June 9, 2026

Sanlam advances people transformation with cloud, data and artificial intelligence

6 min read

For large, diversified financial services organisations, transforming human capital functions is no longer only about digitising HR processes. Increasingly, it is about creating an integrated, data-driven foundation that enables better workforce planning, stronger employee experiences and more agile business operations.

For Sanlama leading pan-African financial services group focused on emerging markets headquartered in South Africa, with a strong presence in 31 countries – this transformation journey has accelerated over the past 18 months as the organisation expanded its focus beyond HR modernisation toward a broader cloud, data and AI-enabled human capital strategy.

Ravika Bandyopadhyay, group human capital: chief operating officer at Sanlam, says the organisation’s approach balances immediate operational requirements with longer term transformation objectives.

“We have adopted an ambidextrous strategy for our digital and data transformation journey, simultaneously exploiting operational excellence, proficiency and efficiency in our current landscape while exploring incremental innovation that enhances and elevates the user experience and driving our longer term transformation journey – focused on leveraging intelligent, transformative technology to unlock business value.”

A central focus throughout the implementation has been ensuring transformation delivers tangible business value while also enabling the teams responsible for sustaining change.
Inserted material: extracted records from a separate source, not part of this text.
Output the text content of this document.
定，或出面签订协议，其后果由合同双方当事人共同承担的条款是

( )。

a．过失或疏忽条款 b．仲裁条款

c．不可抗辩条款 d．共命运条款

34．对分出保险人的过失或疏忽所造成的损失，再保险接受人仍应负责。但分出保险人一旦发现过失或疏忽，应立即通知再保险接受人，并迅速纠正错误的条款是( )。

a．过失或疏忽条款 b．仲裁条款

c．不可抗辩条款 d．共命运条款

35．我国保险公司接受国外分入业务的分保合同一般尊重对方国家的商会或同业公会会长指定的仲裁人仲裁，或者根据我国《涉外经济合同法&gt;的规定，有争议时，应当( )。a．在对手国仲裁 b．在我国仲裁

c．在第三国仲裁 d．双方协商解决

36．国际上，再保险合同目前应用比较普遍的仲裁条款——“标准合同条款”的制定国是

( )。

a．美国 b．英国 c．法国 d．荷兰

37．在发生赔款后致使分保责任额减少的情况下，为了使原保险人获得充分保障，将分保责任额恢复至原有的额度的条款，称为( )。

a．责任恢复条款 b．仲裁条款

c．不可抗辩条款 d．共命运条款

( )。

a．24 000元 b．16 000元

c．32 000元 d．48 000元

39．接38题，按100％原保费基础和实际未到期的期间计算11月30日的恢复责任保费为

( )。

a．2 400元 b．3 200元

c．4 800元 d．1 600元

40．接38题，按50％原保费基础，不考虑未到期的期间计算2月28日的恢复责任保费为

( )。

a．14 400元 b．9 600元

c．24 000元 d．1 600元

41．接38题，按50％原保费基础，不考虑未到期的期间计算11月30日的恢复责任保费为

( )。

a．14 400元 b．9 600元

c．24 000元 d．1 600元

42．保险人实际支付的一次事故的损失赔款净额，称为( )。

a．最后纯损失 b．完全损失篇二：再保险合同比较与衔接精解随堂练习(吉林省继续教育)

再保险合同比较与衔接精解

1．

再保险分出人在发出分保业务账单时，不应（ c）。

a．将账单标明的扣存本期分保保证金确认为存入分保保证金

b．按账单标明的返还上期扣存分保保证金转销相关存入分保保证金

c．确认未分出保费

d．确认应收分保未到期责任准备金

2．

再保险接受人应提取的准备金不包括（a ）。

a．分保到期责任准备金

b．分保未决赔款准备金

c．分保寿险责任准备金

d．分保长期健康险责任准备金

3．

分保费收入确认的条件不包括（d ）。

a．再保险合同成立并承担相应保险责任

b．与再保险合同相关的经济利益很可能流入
Sanlam is supported by a dedicated support structure for the programme that includes a technical centre of excellence team, programme management, change management and business analysis capabilities.

Transformation required us to approach change from multiple perspectives simultaneously. We always look at transformation through the lens of people, process and technology. One of the realities organisations face is that many people are not ready to embrace the pace of technological change, which makes change adoption and leadership sponsorship critically important.”

According to Bandyopadhyay, Sanlam’s broader transformation strategy spans several interconnected focus areas: “A key priority being rebuilding our job architecture for relevance to the current and future workforce and, more importantly, to transition to a skills-based organisation. This will then unlock the opportunity for us to leverage SAP’s AI-enabled Talent Intelligence Hub, which is the golden thread that links all talent practices to a skills currency.”

The organisation has also prioritised the implementation of a cloud data solution, master data management and platform scalability as part of its effort to establish a more unified data core across the business. With multiple business entities operating across the group, standardising and scaling trusted workforce and operational data remains a significant strategic focus area.

Desigan Govindsamy, group head of HC Tech and Talent Intelligence at Sanlam, says cloud adoption will continue to accelerate over the next two years. “We are moving aggressively toward a cloud-first strategy, including payroll migration, data platform evolution and broader business integration initiatives. Our focus is on how we build scalable platforms and data capabilities that position us for the future.”

As part of this strategy, Sanlam is piloting SAP Datasphere–related capabilities and is progressing toward broader business data cloud initiatives planned over the coming years. The organisation is also exploring how SAP Business Data Cloud, SAP agents and Joule capabilities can support orchestration, analytics and employee-related workflows across the employee life cycle.

Alongside its platform modernisation efforts, Sanlam is re-evaluating core HR services and processes including employee experience, employee relations and document management, while strengthening its talent intelligence and people analytics capabilities to support better workforce planning and predictive decision-making.

The Talent Intelligence function has matured significantly from reports and dashboards to trends, insights and predictive analytics. A key achievement has been the development of a solution to measure productivity across the various Sanlam business entities.

Intelligent automation is also playing an increasing role across areas such as service management, payments, compliance and administrative HR functions, alongside the digitisation of compliance related scorecards like skills development to improve planning, monitoring and achievement of compliance targets. This has allowed Sanlam to service an increased customer base with a greater service offering at reduced costs.

Govindsamy says the transformation journey remains ongoing rather than a once-off implementation project. “The next phase of our journey is focused on accelerating cloud propagation, strengthening analytics and data capabilities, and embedding intelligent automation more deeply into the business. Success depends not only on technology but on sustained leadership sponsorship, adoption and preparing the workforce for the future.”

Nazia Pillay, managing director for Southern Africa at SAP, says: “As organisations modernise their workforce strategies, there is growing recognition that human capital transformation depends on more than digitising HR processes. It requires an integrated foundation that combines cloud, data, analytics and intelligent technologies to support better decision-making, stronger employee experiences and greater organisational agility.

“Sanlam’s ongoing transformation journey reflects how forward-looking organisations are building scalable, future-ready HR environments that can evolve alongside changing business and workforce requirements.”